Environmental NMR: Solid-state Methods. 2014. Preston, C.M. eMagRes. 3: 29-42.

Year: 2014

Available from: Pacific Forestry Centre

Catalog ID: 35427

Language: English

Series: Information Report (PFC - Victoria)

CFS Availability: PDF (download)

Available from the Journal's Web site.
DOI: 10.1002/9780470034590.emrstm1338

† This site may require a fee.


Solid-state NMR is widely used to characterize organic matter (OM), including litter inputs, peat, composts, and mineral soil, and to understand the fate of environmental contaminants.
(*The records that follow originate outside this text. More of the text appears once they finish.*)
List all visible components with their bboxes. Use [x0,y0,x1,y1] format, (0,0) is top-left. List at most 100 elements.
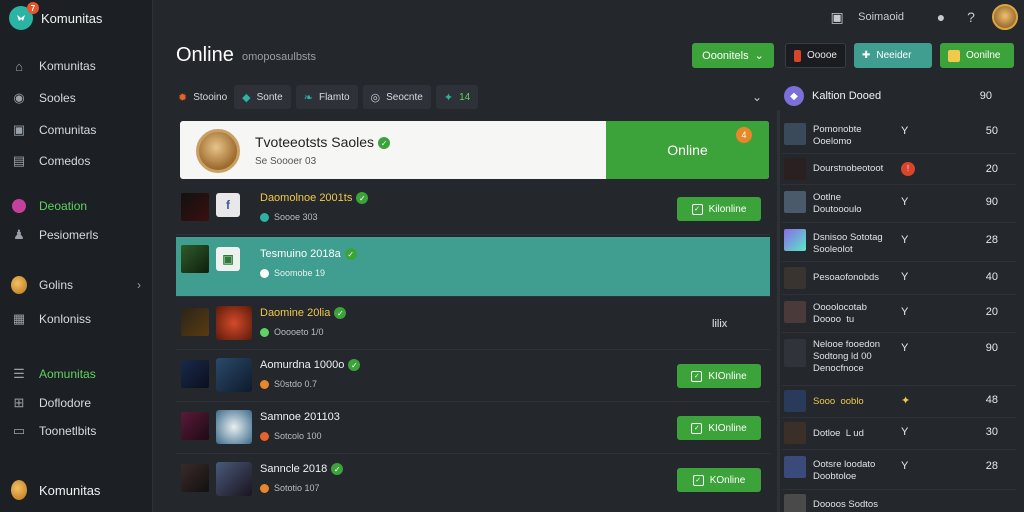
filter-chip[interactable]: ✹ Stooino [176,85,229,109]
diamond-icon: ◆ [242,91,251,104]
filter-chip[interactable]: ✦ 14 [435,85,479,109]
chevron-right-icon: › [137,278,141,292]
list-thumbnail [784,390,806,412]
table-row[interactable]: Sanncle 2018 ✓ Sototio 107 ✓ KOnline [176,456,770,512]
sidebar-item-pesiomerls[interactable]: ♟ Pesiomerls [11,227,141,243]
row-action-button[interactable]: ✓ Kilonline [677,197,761,221]
filter-chip[interactable]: ◎ Seocnte [362,85,431,109]
game-art-icon [216,306,252,340]
sidebar-item-label: Aomunitas [39,367,96,381]
row-thumbnail [181,412,209,440]
row-meta-text: Sototio 107 [274,483,320,493]
list-item[interactable]: Dsnisoo Sototag Sooleolot Y 28 [782,223,1016,262]
row-thumbnail [181,464,209,492]
filter-chip[interactable]: ❧ Flamto [295,85,358,109]
list-item-count: 28 [985,460,998,472]
filter-chip[interactable]: ◆ Sonte [234,85,291,109]
filter-label: Seocnte [386,91,423,103]
filter-label: Flamto [318,91,350,103]
chat-bubble-icon[interactable]: ● [932,8,950,26]
row-action-label: Kilonline [708,203,747,215]
puzzle-icon: ✚ [862,50,871,61]
row-name: Sanncle 2018 ✓ [260,463,344,476]
list-item[interactable]: Pesoaofonobds Y 40 [782,262,1016,295]
sidebar-item-toonetlbits[interactable]: ▭ Toonetlbits [11,423,141,439]
primary-button-label: Ooonitels [702,49,749,62]
brand[interactable]: 7 Komunitas [9,2,102,30]
row-name-text: Tesmuino 2018a [260,248,341,260]
list-item-count: 20 [985,306,998,318]
row-action-button[interactable]: ✓ KOnline [677,468,761,492]
right-button-ooooe[interactable]: Ooooe [785,43,846,68]
row-meta-text: S0stdo 0.7 [274,379,318,389]
scrollbar[interactable] [777,110,780,512]
list-item[interactable]: Sooo ooblo ✦ 48 [782,386,1016,418]
list-item[interactable]: Dotloe L ud Y 30 [782,418,1016,450]
list-item-name: Sooo ooblo [813,396,864,407]
table-row[interactable]: Daomine 20lia ✓ Ooooeto 1/0 lilix [176,300,770,350]
right-button-neeider[interactable]: ✚ Neeider [854,43,932,68]
list-item-name: Dotloe L ud [813,428,864,439]
right-button-oonilne[interactable]: Oonilne [940,43,1014,68]
list-item[interactable]: Doooos Sodtos [782,490,1016,512]
filter-label: Stooino [193,91,228,103]
sidebar-item-label: Deoation [39,199,88,213]
game-icon [794,49,801,62]
sidebar-item-komunitas[interactable]: ⌂ Komunitas [11,58,141,74]
sidebar-item-golins[interactable]: Golins › [11,276,141,294]
row-meta: Soomobe 19 [260,268,325,278]
sidebar-item-deoation[interactable]: Deoation [11,198,141,214]
row-action-button[interactable]: ✓ KIOnline [677,364,761,388]
filter-label: Sonte [256,91,283,103]
row-thumbnail [181,360,209,388]
leaf-icon: ❧ [303,91,313,104]
sidebar-item-komunitas-profile[interactable]: Komunitas [11,480,141,500]
sidebar-item-label: Konloniss [39,312,92,326]
check-box-icon: ✓ [691,422,703,434]
featured-title-text: Tvoteeotsts Saoles [255,134,375,150]
status-dot-icon [260,483,269,493]
right-button-label: Ooooe [806,50,837,61]
featured-subtitle: Se Soooer 03 [255,156,317,167]
sidebar-item-aomunitas[interactable]: ☰ Aomunitas [11,366,141,382]
list-item[interactable]: Oooolocotab Doooo tu Y 20 [782,295,1016,333]
check-icon: ✓ [356,192,369,205]
sidebar-item-sooles[interactable]: ◉ Sooles [11,90,141,106]
check-icon: ✓ [334,307,347,320]
row-action-button[interactable]: ✓ KIOnline [677,416,761,440]
table-row-selected[interactable]: ▣ Tesmuino 2018a ✓ Soomobe 19 [176,237,770,297]
list-item[interactable]: Nelooe fooedon Sodtong ld 00 Denocfnoce … [782,333,1016,386]
featured-card[interactable]: Tvoteeotsts Saoles ✓ Se Soooer 03 Online … [180,121,769,179]
status-dot-icon [260,268,269,278]
featured-badge: 4 [736,127,752,143]
list-item[interactable]: Ootsre loodato Doobtoloe Y 28 [782,450,1016,490]
globe-icon: ◎ [370,91,381,104]
row-thumbnail [181,193,209,221]
sidebar-item-comedos[interactable]: ▤ Comedos [11,153,141,169]
table-row[interactable]: f Daomolnoe 2001ts ✓ Soooe 303 ✓ Kilonline [176,185,770,235]
list-item[interactable]: Pomonobte Ooelomo Y 50 [782,117,1016,154]
chevron-down-icon[interactable]: ⌄ [752,90,762,104]
primary-dropdown-button[interactable]: Ooonitels ⌄ [692,43,774,68]
sidebar-item-doflodore[interactable]: ⊞ Doflodore [11,395,141,411]
list-item[interactable]: Ootlne Doutoooulo Y 90 [782,185,1016,223]
table-row[interactable]: Samnoe 201103 Sotcolo 100 ✓ KIOnline [176,404,770,454]
list-item-name: Dsnisoo Sototag Sooleolot [813,232,883,255]
row-meta-text: Sotcolo 100 [274,431,322,441]
row-meta: Soooe 303 [260,212,318,222]
row-name-text: Daomolnoe 2001ts [260,192,353,204]
sidebar-item-comunitas[interactable]: ▣ Comunitas [11,122,141,138]
list-thumbnail [784,158,806,180]
sidebar-item-konloniss[interactable]: ▦ Konloniss [11,311,141,327]
message-icon[interactable]: ▣ [828,8,846,26]
vote-icon: Y [901,460,909,472]
topbar-label[interactable]: Soimaoid [858,11,904,23]
list-item[interactable]: Dourstnobeotoot ! 20 [782,154,1016,185]
controller-icon: ▭ [12,423,26,438]
table-row[interactable]: Aomurdna 1000o ✓ S0stdo 0.7 ✓ KIOnline [176,352,770,402]
user-avatar[interactable] [992,4,1018,30]
help-icon[interactable]: ? [962,8,980,26]
list-item-name: Pomonobte Ooelomo [813,124,862,147]
game-art-icon [216,358,252,392]
row-name: Tesmuino 2018a ✓ [260,248,357,261]
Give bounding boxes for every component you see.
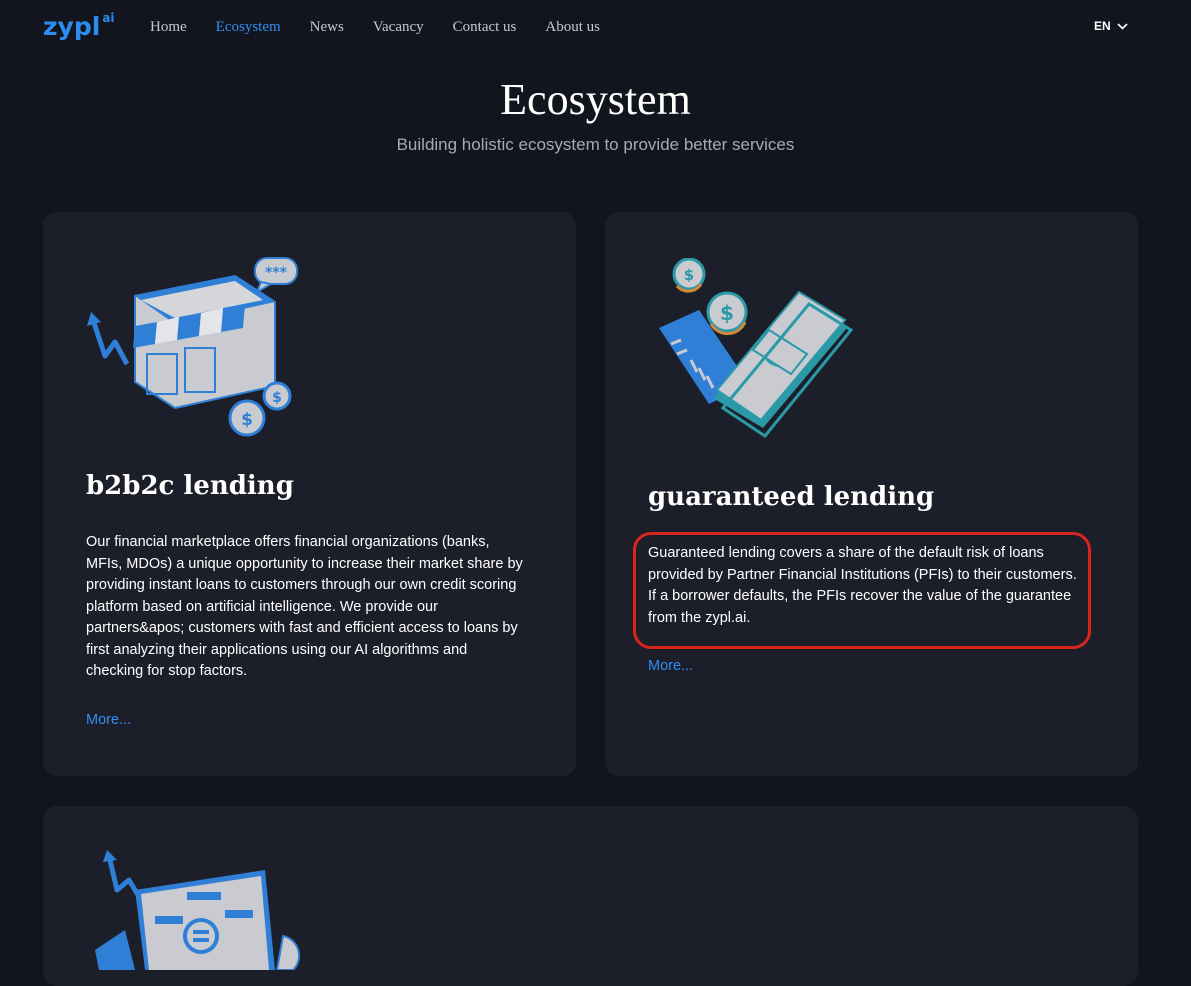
main-nav: Home Ecosystem News Vacancy Contact us A…: [150, 16, 629, 38]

The combination of high-power decoupling, magic-angle spinning (MAS), and cross polarization (CP) to enhance sensitivity has greatly facilitated applications to 13C, with lesser use of 15N and 31P. Focusing on 13C, this article summarizes the development of the field and presents basic concepts of solid-state NMR, pulse sequences commonly used [direct polarization (DP), CP, dipolar dephasing (DD), and total sideband suppression (TOSS)], sample preparation and hydrofluoric acid pretreatment, general approaches to spectral acquisition and FID processing, removal of background signal, and data analysis including correction for spinning side bands (SSBs) and interpretation through a molecular mixing model of representative biopolymers. As CP NMR is inherently nonquantitative, and nuclei may be undectectable even with DP, techniques to improve quantitative reliability are discussed. More complex experiments can reveal spatially heterogeneous domains by generating subspectra of 13C associated with protons with different relaxation times, and more recent developments allow spectral editing and two-dimensional (2-D) applications such as heteronuclear correlation (HETCOR). Applications of solid-state 15N NMR are much more challenging, because of its low sensitivity and low natural abundance. Similarly, despite 100% natural abundance and high sensitivity, solid-state 31P NMR is also limited by the small chemical shift range of phosphate minerals, and peak broadening and large higher order sidebands because of their close association with paramagnetics and large chemical shift anisotropy (CSA). However, studies with these nuclei can still provide much insight into OM cycling and the fate of fertilizers and contaminants in the environment.